KU bietet Hochschulbildung in Krisenregionen: Neue Perspektiven für Lernende und Lehrende

Studierende auf dem Weg zu einem JWL-Lernzentrum in der afghanischen Provinz Daikundi.
© JWL

Hochschulbildung für junge Menschen in Armutsgebieten, sozialen Brennpunkten und Krisenregionen vor Ort ermöglichen – dieses Anliegen verfolgt die KU in Kooperation mit dem jesuitischen Bildungswerk „Jesuit Worldwide Learning – Higher Education at the Margins“ (JWL). Dazu nutzt sie innovative digitale Formate für Lehre und Lernen, um weltweit zu wirken. „Wir erreichen mit unserem Angebot Länder und Regionen, in denen zum Beispiel kaum Grundlagen für die Ausbildung von Lehrkräften vorhanden sind. Die Studierenden werden so in ihrem Umfeld zu Multiplikatorinnen und Multiplikatoren von Bildung, die wiederum Menschen beim Lernen kompetent begleiten“, erklärt KU-Präsidentin Prof. Dr. Gabriele Gien. Als Präsident von JWL ergänzt Pater Peter Balleis: „Kritische, lösungsorientierte Persönlichkeiten auszubilden, ist der Schlüssel zum Frieden. Dazu gehen wir bewusst an die Ränder.“ Das Konzept des Angebotes trage der Tatsache Rechnung, dass sich mit der Digitalisierung nicht nur das Unterrichten, sondern auch das Lernen verändere.

Während hierzulande der Zugang zu Hochschulbildung eine Selbstverständlichkeit ist, hat in anderen Weltregionen nur ein Bruchteil der Interessierten überhaupt die Möglichkeit für ein Studium. Als Kooperationspartnerin von JWL bietet die KU deshalb mittlerweile drei englischsprachige Zertifikatskurse an, die eine Fortbildung zur Lehrkraft bzw. zum Sport-Sozialarbeiter umfassen sowie Zusatzwissen rund um digitale Lehr- und Lernmethoden vermitteln. Die Teilnehmenden leben unter anderem in Afghanistan, Kenia, Indien, Myanmar, Sri Lanka oder dem Irak. Angesiedelt sind die Angebote an der Fakultät für Religionspädagogik/Kirchliche Bildungsarbeit der KU.  

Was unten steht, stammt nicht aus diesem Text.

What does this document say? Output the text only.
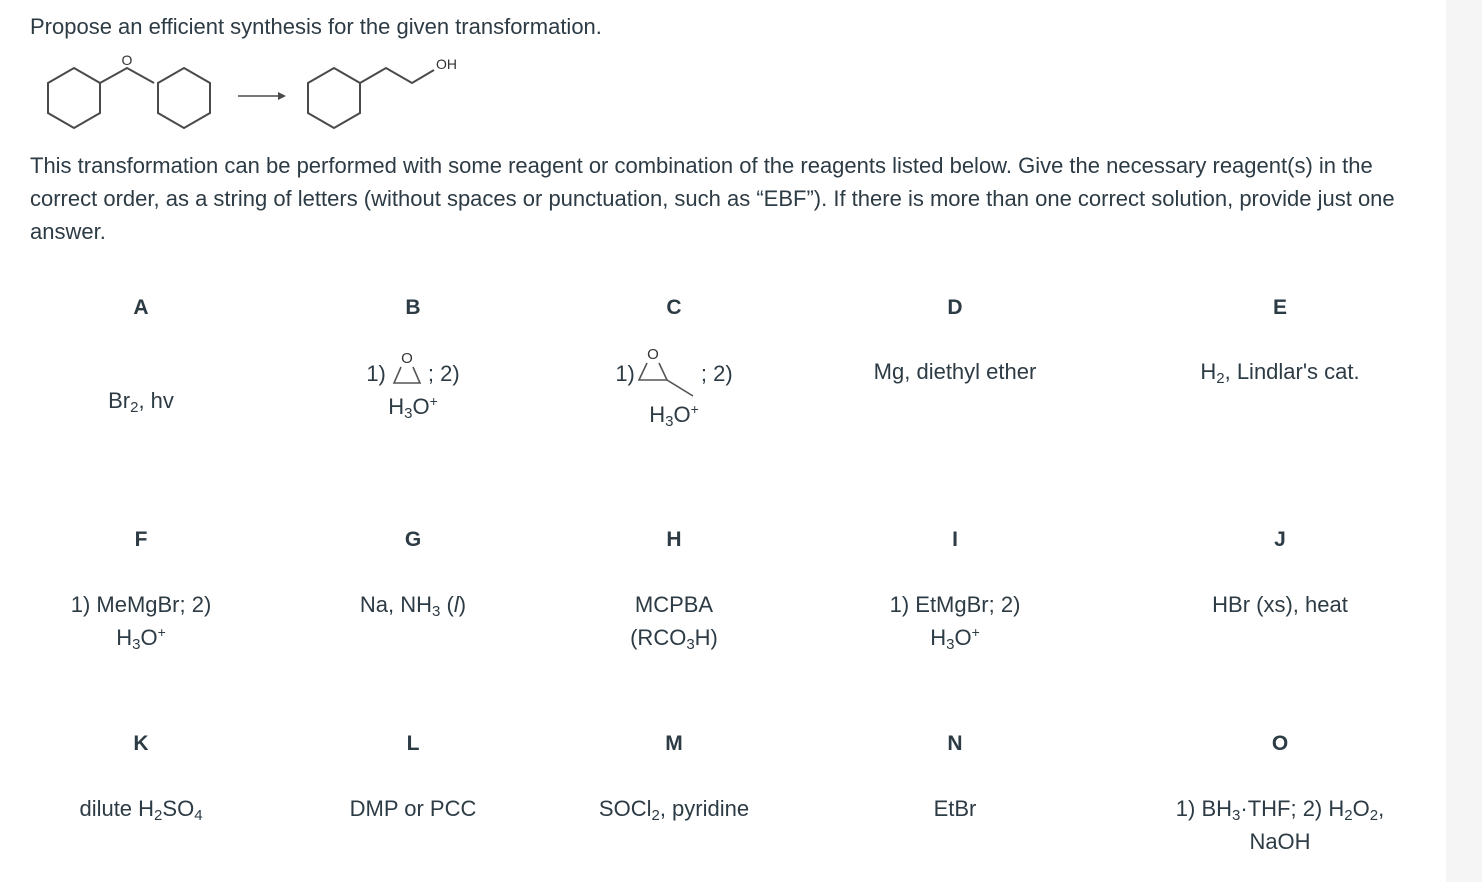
Propose an efficient synthesis for the given transformation.
O	OH
This transformation can be performed with some reagent or combination of the reagents listed below. Give the necessary reagent(s) in the correct order, as a string of letters (without spaces or punctuation, such as “EBF”). If there is more than one correct solution, provide just one answer.
A
$Br_2$, hv
B
1)
O
; 2)
$H_3O^+$
C
1)
O
; 2)
$H_3O^+$
D
Mg, diethyl ether
E
$H_2$, Lindlar's cat.
F
1) MeMgBr; 2) $H_3O^+$
G
Na, $NH_3$ (l)
H
MCPBA $(RCO_3H)$
I
1) EtMgBr; 2) $H_3O^+$
J
HBr (xs), heat
K
dilute $H_2SO_4$
L
DMP or PCC
M
SOCl$_2$, pyridine
N
EtBr
O
1) $BH_3\cdot THF$; 2) $H_2O_2$, NaOH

Eine Teilnehmerin des Youth Sports Facilitator-Kurses beim Selbststudium in ihrem Zuhause.
© JWL Eine Teilnehmerin des Youth Sports Facilitator-Kurses beim Selbststudium in ihrem Zuhause.

Im Alltag gestaltet sich das sechsmonatige Studienangebot hybrid: In Lernzentren vor Ort, die über Internetanschluss verfügen, kommen die Teilnehmenden regelmäßig zusammen, um sich dort untereinander und mit Betreuenden auszutauschen. Eine speziell für JWL entwickelte Lernplattform bietet den virtuellen Rahmen für den Kontakt mit Dozierenden der KU und Gelegenheit zum Austausch im „globalen Klassenzimmer“ mit internationalen Studierenden. „Dieses gemeinsame und interkulturelle Lernen fördert den globalen Wissensaustausch, verändert die Wahrnehmung und hilft bei der Überwindung von ethnozentrischen und vorurteilsgeprägten Perspektiven“, schildert Dr. Marina Tsoi, die als Koordinatorin jener JWL-Kurse fungiert, die von der KU angeboten werden. Andererseits ist die Plattform so konzipiert, dass die Studierenden auch offline zu Hause das Lehrmaterial weiterbearbeiten können. Die dazu erforderliche technische Ausstattung wird JWL von Sponsoren zur Verfügung gestellt.

Wie wertvoll das Angebot ist und welche Mühen und Gefahren die Teilnehmenden auf sich nehmen, zeigt das Beispiel einer Studentin aus Afghanistan, zur der Tsoi aus der Ferne in Kontakt stand. Sie hatte die Lehrerfortbildung „Learning Facilitator“ begonnen, jedoch wurde ihr nach der Machtübernahme der Taliban im vergangenen Jahr zunächst die weitere Teilnahme untersagt. „Mit der Zeit konnte sie ihre Angst überwinden und ging am Wochenende zum Marktplatz, wo es Internetempfang gab. Dort schrieb sie ihre Aufgaben für unseren Kurs. Manchmal brauchte sie eine Erklärung von mir, wenn sie die Frage nicht verstanden hat. Dann wagte sie sich nochmal auf den gefährlichen Weg zum Marktplatz, um meine Antwort zu lesen“, berichtet Marina Tsoi. Ende November vergangenen Jahres habe sie den Kurs mit Auszeichnung abgeschlossen und arbeite nun als Englischlehrerin in ihrem Dorf.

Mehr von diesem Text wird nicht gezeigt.